En l’espèce, l’appelant soutient que l’arrêté de placement en rétention est insuffisamment motivé ou entaché d’une erreur manifeste d’appréciation en ce que la préfecture n’a pas tenu compte de m’agression dont il a fait l’objet et de la dégradation de son état de santé.
Cependant, la décision critiquée cite les textes applicables à la situation de M. [P] [I] et énonce les circonstances de fait qui justifient l’application de ces dispositions.
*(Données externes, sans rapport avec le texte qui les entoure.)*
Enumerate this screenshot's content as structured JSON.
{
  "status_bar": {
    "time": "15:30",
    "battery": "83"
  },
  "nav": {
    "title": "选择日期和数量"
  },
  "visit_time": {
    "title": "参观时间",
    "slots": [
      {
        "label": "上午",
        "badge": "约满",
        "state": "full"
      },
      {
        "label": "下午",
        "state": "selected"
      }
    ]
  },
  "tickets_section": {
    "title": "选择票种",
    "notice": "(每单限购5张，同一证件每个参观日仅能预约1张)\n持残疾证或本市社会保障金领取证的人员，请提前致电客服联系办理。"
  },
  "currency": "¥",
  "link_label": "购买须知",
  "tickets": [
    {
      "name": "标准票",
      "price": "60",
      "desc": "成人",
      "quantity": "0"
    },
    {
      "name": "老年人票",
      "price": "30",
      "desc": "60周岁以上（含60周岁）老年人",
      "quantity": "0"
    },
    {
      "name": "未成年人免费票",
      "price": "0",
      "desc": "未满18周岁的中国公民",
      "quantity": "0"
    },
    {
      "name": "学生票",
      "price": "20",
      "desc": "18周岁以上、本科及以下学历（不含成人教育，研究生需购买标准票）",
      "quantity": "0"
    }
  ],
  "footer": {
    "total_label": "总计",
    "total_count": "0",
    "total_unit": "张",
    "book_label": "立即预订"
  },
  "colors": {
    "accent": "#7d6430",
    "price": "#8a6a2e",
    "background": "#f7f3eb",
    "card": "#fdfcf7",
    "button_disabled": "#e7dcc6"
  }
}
Elle précise en effet notamment que l’intéressé :
— ne peut justifier d’une entrée régulière et n’a pas demandé de titre de séjour
— a fait l’objet d’un arrêté portant OQTF le 27 avril 2022 et a été éloigné le 6 juillet 2022 an Algérie
— est rentré de manière irrégulière une deuxième fois en France
— a été incarcéré le 12 ami 2024 au centre pénitentiaire de [Localité 3] et a fait l’objet de 3 jugements :
* le 21 mars 2024 – Tribunal correctionnel de Toulouse le condamnant à une peine d’emprisonnement de 4 mois pour des faits de vol,
* le 13 mai 2024 – Tribunal correctionnel de Toulouse le condamnant à une peine d’emprisonnement de 4 mois pour des faits de vol et à titre complémentaire, à une interdiction du territoire de 3 ans pour des faits de vol en réunion, récidive
*le 12 juillet 2024 – Tribunal correctionnel de Toulouse le condamnant à une peine d’emprisonnement de 6 mois pour des faits de vol et à titre complémentaire, à une interdiction du territoire de 5 ans pour des faits de vol par effraction dans un local d’habitation ou un lieu d’entrepôt, récidive
— a fait l’objet d’une OQTF le 16 janvier 2024
— ne justifie pas de ressources
— ne présente aucun billet de transport pour exécuter la mesure
— est défavorablement connu des services de police et a été condamné par la justice française
— il a déclaré explicitement ne pas vouloir retourner sans son pays d’origine
— il s’est soustrait à une précédente mesure d’éloignement
— il ne présente pas de garanties de représentation suffisantes car notamment il n’a pas de documents d’identité ou de voyage en cours de validité il ne justifie pas d’une adresse effective et e dans un local affecté à soin habitation principale
— il ne justifie pas d’un état de vulnérabilité.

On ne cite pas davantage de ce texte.